The Behavioral Covenant

Most portfolio failure in this segment is behavioral, not analytical. A plain-language agreement, signed while it is calm, for how the portfolio is held through volatility.

The covenant contains
What drawdowns may feel like

A calibrated description of what the portfolio could lose in historical-event scenarios, in BRL and USD, not just percentages. The worst case is anticipated, not hidden.

What the client has agreed not to do

No position sold in a drawdown without an advisor call first; no major change without 48 hours of waiting; no media-driven decisions.

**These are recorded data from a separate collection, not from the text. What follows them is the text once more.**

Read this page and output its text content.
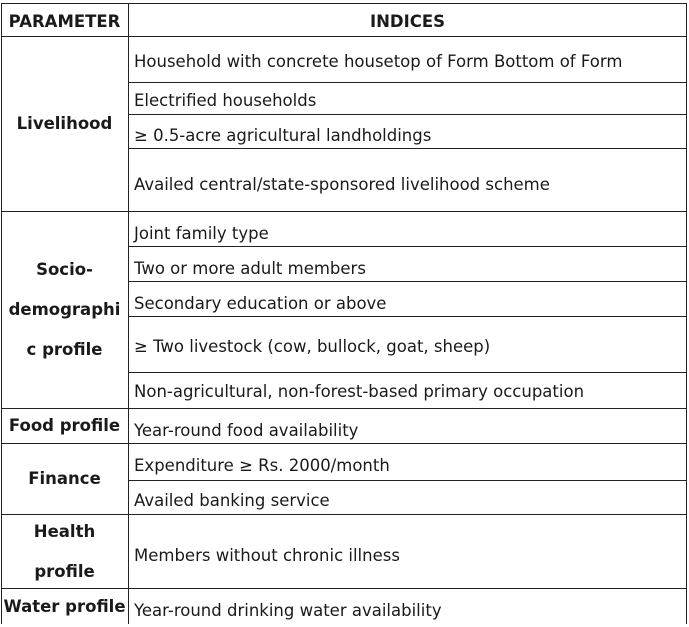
PARAMETER	INDICES
Livelihood
Household with concrete housetop of Form Bottom of Form
Electrified households
≥ 0.5-acre agricultural landholdings
Availed central/state-sponsored livelihood scheme
Socio-
demographi
c profile
Joint family type
Two or more adult members
Secondary education or above
≥ Two livestock (cow, bullock, goat, sheep)
Non-agricultural, non-forest-based primary occupation
Food profile Year-round food availability
Finance
Expenditure ≥ Rs. 2000/month
Availed banking service
Health
profile
Members without chronic illness
Water profile Year-round drinking water availability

What the advisor commits to do

Outreach at defined drawdown thresholds and concentrated-position events. The cadence increases under stress; it is not optional.

The benchmark reframe

IPCA + 4–5% over a rolling 10-year window, the floor the plan clears, not the ceiling. A year of CDI outperformance is not a signal to act.

Pre-agreed responses

What we do if the portfolio drops 20% in a year; if a concentrated position falls 40%; if a recession is declared; if the real strengthens mid-diversification.

Part VII

Why This Works.

The case rests on three claims.

1 · Advisor capacity scales without compromise

To serve clients with any real quality, the strongest high-income (alta renda) advisor today caps the book near 150, and even there the depth is limited. Push toward the ~250 the segment treats as normal and the advisor stops advising: reconciliation, document gathering, spreadsheet construction, and position monitoring consume the hours that judgment and relationship require. The Decade model places that entire workload on the AI, so the advisor carries 150 or more and gives each client materially more depth, breaking the trade-off between book size and quality.

Book size
150+
clients, higher quality, not fewer
Conversations
~600
150 clients × ~4 structured/year
Scheduled time
~900 h
of an advisor's ~1,700 productive hours
Headroom
~800 h
prep, escalations, the high-stakes moments

2 · Compliance as a natural byproduct

Most platforms bolt on compliance modules that slow the advisor down. Here, compliance falls out of the workflow: every recommendation has a documented thesis, every override is logged with reasoning, every conversation produces a transcript, and the Source of Truth is version-controlled by architecture. When a regulator asks why a recommendation was made and who approved it, the answer already exists in the form it was created. There is no separate compliance workflow because the requirement is already met by the work itself.

3 · The AI training flywheel

More clients → more profiles → more recommendations reviewed by the investment team → more advisor-labeled overrides → better-calibrated AI → stronger recommendations → better outcomes → easier acquisition → more clients. A new entrant cannot replicate this with better prompts or better engineers; the advantage compounds with operating history, and the gap widens every quarter.